On the SBC, I set the “Admin State” to enabled on all the new ports to verify that link negotiated correctly. I verified against the cabling plan by manually shutting down each port on the switch side and verifying that “Service Status” changed to “Down” on the corresponding SBC port.

Configure SBC IP

The IP for each failover pair is configured on the logical interface for the that pair’s primary port. In our case, ports “Ethernet 1” and “Ethernet 2” have their IP configured under “Node Interfaces”, “Logical Interfaces”, “Ethernet 1 IP”. From here, set the “Description” to the network name, “Admin State” to “Enabled”, and “Primary Address” and netmask/prefix for the hosts IPv4 and IPv6 addresses on that network. I repeated the process for the other pair, under “Ethernet 3 IP”.

Configure SBC Ports

For each failover pair, I navigated to “Settings”, “Node Interfaces”, “Ports”, and selected the primary port in the pair. Under “Networking”, I set the “Frame Type” to “Untagged”, and the “Redundancy” to “Failover”, selecting the corresponding “Redundant Port”.

Configure failover pair (Ethernet 1 / Ethernet 2)

Configure failover pair (Ethernet 1 / Ethernet 2)

Final testing

Testing was relatively straightforward. Initially I just pinged the interface(s), executed a shut on the primary interface, and observed the traffic shifting.

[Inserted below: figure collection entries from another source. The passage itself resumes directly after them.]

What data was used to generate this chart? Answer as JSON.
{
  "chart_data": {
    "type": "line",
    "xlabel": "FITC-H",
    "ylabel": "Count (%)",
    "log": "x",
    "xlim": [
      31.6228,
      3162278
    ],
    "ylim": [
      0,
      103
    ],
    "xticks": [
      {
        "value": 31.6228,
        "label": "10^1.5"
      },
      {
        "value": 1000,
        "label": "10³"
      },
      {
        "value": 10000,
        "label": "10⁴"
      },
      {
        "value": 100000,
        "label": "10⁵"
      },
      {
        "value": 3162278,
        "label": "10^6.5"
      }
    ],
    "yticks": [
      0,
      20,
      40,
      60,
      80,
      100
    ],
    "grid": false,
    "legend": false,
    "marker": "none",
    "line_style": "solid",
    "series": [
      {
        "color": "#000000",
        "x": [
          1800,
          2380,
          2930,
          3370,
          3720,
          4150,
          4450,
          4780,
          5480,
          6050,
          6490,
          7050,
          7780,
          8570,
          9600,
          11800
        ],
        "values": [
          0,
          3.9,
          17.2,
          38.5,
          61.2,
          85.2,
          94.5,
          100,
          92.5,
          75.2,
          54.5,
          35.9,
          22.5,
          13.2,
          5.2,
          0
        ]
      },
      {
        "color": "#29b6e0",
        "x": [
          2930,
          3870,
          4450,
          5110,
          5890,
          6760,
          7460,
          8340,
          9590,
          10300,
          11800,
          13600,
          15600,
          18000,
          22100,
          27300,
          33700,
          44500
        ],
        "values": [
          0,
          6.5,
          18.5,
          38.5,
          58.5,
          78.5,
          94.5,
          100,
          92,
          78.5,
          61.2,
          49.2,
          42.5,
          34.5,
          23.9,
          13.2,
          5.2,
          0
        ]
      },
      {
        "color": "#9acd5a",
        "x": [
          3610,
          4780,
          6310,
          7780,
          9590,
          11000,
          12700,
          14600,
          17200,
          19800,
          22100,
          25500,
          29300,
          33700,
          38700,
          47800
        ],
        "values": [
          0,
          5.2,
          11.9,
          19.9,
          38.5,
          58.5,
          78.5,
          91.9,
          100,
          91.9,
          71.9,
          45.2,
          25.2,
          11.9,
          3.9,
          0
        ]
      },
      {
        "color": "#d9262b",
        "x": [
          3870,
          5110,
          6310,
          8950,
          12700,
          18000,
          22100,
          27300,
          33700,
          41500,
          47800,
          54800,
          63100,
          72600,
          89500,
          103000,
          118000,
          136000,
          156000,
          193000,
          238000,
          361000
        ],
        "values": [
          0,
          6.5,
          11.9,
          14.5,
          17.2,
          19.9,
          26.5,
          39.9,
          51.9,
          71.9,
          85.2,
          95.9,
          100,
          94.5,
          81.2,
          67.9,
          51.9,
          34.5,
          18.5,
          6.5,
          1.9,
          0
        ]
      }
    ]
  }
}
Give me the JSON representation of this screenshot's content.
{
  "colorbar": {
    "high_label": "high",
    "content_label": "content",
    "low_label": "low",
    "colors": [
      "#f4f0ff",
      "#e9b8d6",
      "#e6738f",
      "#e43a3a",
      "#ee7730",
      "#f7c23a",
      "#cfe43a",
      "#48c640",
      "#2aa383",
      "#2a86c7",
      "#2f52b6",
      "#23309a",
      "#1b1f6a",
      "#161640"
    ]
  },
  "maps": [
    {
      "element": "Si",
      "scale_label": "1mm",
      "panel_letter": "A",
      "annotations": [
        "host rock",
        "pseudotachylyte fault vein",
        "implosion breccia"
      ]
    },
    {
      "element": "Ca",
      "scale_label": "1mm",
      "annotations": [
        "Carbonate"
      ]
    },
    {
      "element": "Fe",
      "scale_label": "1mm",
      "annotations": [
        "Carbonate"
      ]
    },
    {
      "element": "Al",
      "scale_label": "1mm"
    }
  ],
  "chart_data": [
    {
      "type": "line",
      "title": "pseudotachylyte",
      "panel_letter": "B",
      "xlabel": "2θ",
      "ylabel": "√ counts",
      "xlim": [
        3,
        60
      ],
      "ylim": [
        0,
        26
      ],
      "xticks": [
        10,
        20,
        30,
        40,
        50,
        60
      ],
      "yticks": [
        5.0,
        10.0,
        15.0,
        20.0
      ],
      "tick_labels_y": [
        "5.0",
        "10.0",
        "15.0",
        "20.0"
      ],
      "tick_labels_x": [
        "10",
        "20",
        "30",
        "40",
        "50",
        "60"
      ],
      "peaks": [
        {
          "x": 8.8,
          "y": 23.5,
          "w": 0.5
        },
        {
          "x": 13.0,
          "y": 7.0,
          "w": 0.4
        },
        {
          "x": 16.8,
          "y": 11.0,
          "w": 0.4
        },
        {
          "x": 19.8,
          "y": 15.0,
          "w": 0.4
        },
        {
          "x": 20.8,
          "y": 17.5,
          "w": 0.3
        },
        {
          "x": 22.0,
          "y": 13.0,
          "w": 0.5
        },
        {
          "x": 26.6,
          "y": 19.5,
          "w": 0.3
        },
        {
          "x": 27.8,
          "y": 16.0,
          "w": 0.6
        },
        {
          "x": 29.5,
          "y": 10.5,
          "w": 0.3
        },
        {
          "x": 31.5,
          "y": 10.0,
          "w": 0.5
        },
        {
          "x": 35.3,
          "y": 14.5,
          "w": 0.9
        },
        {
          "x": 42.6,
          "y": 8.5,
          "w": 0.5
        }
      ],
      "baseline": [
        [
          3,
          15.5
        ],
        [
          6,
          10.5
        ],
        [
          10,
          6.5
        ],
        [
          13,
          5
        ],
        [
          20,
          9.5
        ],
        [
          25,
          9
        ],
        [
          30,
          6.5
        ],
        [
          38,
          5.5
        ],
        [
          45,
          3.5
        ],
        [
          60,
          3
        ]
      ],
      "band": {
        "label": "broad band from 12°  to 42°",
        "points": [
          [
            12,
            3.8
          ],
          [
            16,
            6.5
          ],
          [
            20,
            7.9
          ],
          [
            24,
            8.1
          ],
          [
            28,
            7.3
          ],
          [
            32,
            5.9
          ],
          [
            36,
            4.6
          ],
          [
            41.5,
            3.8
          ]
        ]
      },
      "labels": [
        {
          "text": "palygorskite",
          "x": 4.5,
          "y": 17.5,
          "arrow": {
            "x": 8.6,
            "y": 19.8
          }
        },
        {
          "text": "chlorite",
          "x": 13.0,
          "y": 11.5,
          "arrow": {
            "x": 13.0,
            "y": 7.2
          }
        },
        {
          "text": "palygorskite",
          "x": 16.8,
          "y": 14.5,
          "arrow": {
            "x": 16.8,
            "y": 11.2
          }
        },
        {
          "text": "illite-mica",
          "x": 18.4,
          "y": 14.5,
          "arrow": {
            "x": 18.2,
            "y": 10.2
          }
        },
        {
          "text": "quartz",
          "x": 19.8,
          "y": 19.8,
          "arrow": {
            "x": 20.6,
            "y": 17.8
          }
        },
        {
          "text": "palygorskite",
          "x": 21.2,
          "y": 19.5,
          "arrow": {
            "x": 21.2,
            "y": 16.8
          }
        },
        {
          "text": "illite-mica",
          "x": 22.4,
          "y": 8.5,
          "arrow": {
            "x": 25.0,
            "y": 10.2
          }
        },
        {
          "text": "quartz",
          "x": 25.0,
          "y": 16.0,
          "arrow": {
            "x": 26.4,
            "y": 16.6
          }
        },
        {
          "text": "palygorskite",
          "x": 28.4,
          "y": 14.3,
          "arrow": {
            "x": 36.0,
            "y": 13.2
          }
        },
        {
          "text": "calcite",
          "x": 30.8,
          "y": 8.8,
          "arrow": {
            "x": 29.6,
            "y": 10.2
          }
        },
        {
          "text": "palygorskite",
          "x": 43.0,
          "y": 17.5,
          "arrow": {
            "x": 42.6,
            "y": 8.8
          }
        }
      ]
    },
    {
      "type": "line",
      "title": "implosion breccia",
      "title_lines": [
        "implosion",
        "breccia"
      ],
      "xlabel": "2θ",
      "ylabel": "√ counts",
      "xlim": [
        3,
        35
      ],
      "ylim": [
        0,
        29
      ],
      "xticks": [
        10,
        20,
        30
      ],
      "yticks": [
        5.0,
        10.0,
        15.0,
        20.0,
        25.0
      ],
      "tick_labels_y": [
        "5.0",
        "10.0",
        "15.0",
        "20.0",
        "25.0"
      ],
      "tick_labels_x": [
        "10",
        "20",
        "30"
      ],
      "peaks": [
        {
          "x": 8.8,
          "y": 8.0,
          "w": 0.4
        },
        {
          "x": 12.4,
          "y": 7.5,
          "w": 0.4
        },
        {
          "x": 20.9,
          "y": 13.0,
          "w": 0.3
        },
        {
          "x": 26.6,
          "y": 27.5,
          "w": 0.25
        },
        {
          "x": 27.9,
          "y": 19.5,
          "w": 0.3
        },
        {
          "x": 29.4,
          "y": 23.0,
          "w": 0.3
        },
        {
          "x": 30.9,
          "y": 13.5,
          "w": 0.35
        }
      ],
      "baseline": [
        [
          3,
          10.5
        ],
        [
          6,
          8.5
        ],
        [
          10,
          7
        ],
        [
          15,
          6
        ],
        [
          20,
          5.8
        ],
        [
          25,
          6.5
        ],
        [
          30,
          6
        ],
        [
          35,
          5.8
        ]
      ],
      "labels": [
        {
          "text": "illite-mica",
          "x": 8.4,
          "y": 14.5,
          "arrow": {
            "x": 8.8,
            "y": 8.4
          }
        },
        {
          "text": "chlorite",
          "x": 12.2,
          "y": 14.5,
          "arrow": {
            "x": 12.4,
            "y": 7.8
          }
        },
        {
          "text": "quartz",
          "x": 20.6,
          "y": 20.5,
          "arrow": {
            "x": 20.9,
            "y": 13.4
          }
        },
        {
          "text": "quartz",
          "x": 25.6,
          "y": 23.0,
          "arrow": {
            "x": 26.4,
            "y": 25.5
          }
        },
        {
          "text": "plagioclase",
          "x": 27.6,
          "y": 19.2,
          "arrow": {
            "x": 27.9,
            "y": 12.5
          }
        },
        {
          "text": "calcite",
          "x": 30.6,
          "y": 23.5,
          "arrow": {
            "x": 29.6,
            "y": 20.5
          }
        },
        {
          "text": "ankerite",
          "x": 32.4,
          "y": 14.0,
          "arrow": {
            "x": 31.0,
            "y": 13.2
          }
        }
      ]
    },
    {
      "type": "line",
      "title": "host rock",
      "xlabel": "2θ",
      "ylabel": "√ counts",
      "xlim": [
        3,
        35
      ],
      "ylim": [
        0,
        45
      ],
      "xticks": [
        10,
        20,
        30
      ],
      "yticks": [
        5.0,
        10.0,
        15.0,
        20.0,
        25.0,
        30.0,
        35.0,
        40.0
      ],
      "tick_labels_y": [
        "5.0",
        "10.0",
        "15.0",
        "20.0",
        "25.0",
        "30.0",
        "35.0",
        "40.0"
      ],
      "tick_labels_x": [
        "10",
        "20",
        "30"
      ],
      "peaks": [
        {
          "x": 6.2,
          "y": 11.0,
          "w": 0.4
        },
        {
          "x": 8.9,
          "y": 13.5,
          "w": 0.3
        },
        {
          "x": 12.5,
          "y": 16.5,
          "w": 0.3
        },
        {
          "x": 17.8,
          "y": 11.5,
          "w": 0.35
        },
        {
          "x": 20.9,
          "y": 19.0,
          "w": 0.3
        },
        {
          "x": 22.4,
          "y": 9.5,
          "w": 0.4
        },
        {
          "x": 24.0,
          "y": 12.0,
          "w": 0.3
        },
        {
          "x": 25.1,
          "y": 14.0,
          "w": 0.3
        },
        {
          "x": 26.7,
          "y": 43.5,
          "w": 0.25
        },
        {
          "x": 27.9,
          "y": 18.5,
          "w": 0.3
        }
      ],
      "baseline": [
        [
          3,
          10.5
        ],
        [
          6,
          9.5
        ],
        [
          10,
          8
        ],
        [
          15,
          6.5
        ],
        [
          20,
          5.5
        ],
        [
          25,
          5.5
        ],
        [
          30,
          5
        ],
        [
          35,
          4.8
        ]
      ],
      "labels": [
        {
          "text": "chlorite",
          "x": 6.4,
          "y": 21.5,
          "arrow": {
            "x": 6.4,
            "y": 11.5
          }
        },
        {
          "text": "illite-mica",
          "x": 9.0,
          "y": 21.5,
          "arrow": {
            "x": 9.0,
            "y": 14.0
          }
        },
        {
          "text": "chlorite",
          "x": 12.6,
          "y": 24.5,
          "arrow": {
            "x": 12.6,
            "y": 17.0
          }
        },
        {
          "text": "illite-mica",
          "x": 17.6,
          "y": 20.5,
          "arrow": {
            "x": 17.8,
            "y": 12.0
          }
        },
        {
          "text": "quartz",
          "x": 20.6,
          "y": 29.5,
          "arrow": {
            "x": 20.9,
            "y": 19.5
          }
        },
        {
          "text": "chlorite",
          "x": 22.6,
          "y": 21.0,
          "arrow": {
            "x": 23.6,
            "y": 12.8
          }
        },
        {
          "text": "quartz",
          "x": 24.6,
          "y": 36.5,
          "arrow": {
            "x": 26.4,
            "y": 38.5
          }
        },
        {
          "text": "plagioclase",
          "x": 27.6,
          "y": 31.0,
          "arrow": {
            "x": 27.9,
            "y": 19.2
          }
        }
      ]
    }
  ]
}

On the first device one interface in the pair , “Ethernet 1”, didn’t work as expected. I could see the MAC address in the L2 table on the upstream switch, and the next-hop router would receive ARP replies and correctly populate its ARP table, but the device would not respond to pings. When I failed over to the other interface, “Ethernet 2”, pings worked. I initially thought it to be an issue on the Cisco side, as I’ve had experiences in the past (with enhanced vPC and fabric extenders) where reconfiguring an interface didn’t always “take”. In this case, it wasn’t the Cisco side. As a last resort, I changed the ports “Redundancy” to “None”, applied the change, and then changed it back to “Failover”. That fixed the issue. Despite following the same steps, the other SBC didn’t experience this issue.

This maintenance was coordinated in a Teams channel. Two of the other engineers on the call set up a new call to each other through one of the SBCs. They chatted while I failed the interface back and forth, and neither could notice any interruption or degradation. Success!